Saturday, 27 May 2017

Shaped by the Story (5): The Main Role

I contributed this week’s ‘Word for the Week’, a weekly email service provided by the London Institute for Contemporary Christianity. It’s a lightly edited re-run of a piece first written in 2012.

Give praise to the LORD, call on his name;
make known among the nations what he has done.
Sing of him, sing his praises;
tell of all his wonderful acts.
Glory in his holy name;
let the hearts of those who seek the LORD rejoice.
Look to the LORD and his strength;
seek his face always.
Remember the wonders he has done,
his miracles, and the judgments he pronounced,
you his servants, the descendants of Abraham,
his chosen ones, the children of Jacob.
Psalm 105:1-6

Like other passages which tell the biblical story, Psalm 105 reiterates God’s own place in the drama. Clearly, his role is not merely that of the playwright, much less that of a spectator in the audience. As it happens, not only is he the main actor, the central character on stage, but he also has the most significant speaking part. In taking us from Abraham to Canaan, the psalmist does not simply recite the events, but attributes them to the initiative and promise of the Lord. And we, ‘his chosen ones’, are called to remember both ‘the wonders he has done’ and ‘the judgments he pronounced’, words as well as works.

Moreover, God’s saving work is effective for subsequent generations, and the summons to remember connects us to the events no less than the original audience.

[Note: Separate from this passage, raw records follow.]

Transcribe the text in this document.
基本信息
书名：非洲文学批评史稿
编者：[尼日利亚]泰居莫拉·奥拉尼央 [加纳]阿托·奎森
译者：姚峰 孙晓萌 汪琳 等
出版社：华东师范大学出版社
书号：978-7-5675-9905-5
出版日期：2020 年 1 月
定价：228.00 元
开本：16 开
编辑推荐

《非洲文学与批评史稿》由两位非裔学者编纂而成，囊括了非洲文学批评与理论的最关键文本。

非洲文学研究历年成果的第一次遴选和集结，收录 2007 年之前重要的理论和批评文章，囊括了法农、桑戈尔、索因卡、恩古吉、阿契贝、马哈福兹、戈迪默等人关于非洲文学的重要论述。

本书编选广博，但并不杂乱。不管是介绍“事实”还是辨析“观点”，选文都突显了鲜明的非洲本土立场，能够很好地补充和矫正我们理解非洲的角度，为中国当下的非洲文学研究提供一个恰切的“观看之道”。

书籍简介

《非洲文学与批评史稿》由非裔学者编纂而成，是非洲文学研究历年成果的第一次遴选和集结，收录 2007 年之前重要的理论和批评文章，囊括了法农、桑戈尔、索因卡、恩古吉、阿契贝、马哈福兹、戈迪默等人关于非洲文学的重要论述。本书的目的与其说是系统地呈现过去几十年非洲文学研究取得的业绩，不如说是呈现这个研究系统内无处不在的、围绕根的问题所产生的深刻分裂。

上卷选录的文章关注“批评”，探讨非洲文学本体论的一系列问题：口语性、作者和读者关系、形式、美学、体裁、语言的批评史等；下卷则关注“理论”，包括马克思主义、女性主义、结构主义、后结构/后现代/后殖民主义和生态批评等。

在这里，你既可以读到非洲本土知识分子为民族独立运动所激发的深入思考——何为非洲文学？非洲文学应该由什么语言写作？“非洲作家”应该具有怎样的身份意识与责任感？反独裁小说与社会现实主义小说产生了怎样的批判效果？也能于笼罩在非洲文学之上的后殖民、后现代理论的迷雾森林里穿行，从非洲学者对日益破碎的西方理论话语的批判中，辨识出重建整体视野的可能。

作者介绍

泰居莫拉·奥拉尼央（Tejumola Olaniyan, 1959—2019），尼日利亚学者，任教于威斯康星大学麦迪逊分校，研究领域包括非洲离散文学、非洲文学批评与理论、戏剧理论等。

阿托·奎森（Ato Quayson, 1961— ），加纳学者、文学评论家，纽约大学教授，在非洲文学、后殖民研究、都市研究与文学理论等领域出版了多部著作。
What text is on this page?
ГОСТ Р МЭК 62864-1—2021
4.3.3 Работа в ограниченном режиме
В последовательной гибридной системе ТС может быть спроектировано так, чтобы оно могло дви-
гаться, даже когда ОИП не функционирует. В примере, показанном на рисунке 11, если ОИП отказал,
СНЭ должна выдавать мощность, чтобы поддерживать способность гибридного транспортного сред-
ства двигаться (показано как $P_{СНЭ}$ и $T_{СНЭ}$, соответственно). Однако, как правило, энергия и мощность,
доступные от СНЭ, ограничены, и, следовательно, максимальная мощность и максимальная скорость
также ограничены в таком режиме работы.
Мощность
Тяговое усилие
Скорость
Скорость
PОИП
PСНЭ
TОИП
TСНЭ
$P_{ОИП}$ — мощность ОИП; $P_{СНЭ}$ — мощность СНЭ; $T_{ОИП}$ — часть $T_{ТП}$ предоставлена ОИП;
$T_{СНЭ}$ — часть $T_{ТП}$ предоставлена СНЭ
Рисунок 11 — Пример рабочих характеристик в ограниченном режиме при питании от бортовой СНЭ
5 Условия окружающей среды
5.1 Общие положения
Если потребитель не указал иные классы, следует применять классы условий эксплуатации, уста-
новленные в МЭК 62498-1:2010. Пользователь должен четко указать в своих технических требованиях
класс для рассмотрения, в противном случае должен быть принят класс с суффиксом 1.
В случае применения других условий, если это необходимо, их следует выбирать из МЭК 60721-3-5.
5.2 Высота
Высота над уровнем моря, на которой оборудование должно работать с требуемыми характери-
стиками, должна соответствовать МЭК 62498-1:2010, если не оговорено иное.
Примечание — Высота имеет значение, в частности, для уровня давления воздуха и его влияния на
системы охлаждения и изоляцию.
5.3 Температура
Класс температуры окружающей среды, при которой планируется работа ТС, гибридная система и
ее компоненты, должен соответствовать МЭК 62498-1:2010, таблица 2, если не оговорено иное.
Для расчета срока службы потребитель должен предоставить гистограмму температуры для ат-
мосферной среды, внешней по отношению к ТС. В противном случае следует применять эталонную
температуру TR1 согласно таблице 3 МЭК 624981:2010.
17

So, we too are not spectators in the audience, but called to be involved in the action, to take our place in the ongoing drama of salvation.

Just one of the ways we do that, exemplified by the psalm itself, is through praise. Interestingly, the first part of the psalm is drawn from 1 Chronicles 16, where it is sung in celebration of the arrival of the ark of the covenant in Jerusalem. Beyond its use on that special occasion, it continues to be sung by God’s people, showing that more than a mental act reciting the biblical story is taking place. In poetic praise of God’s covenant faithfulness, God's ‘chosen ones’ of every time and place are invited to recount and remember, then respond in celebration and praise.

Crucially, however, we do so to ‘make known among the nations what he has done’ (105:1) – another reminder of the global dimensions of the biblical drama of which we are a part. Confident that God will bring to complete fruition his promise to bless all nations, we praise the Lord and proclaim his name not to benefit ourselves, but to make known his works and words to all people everywhere.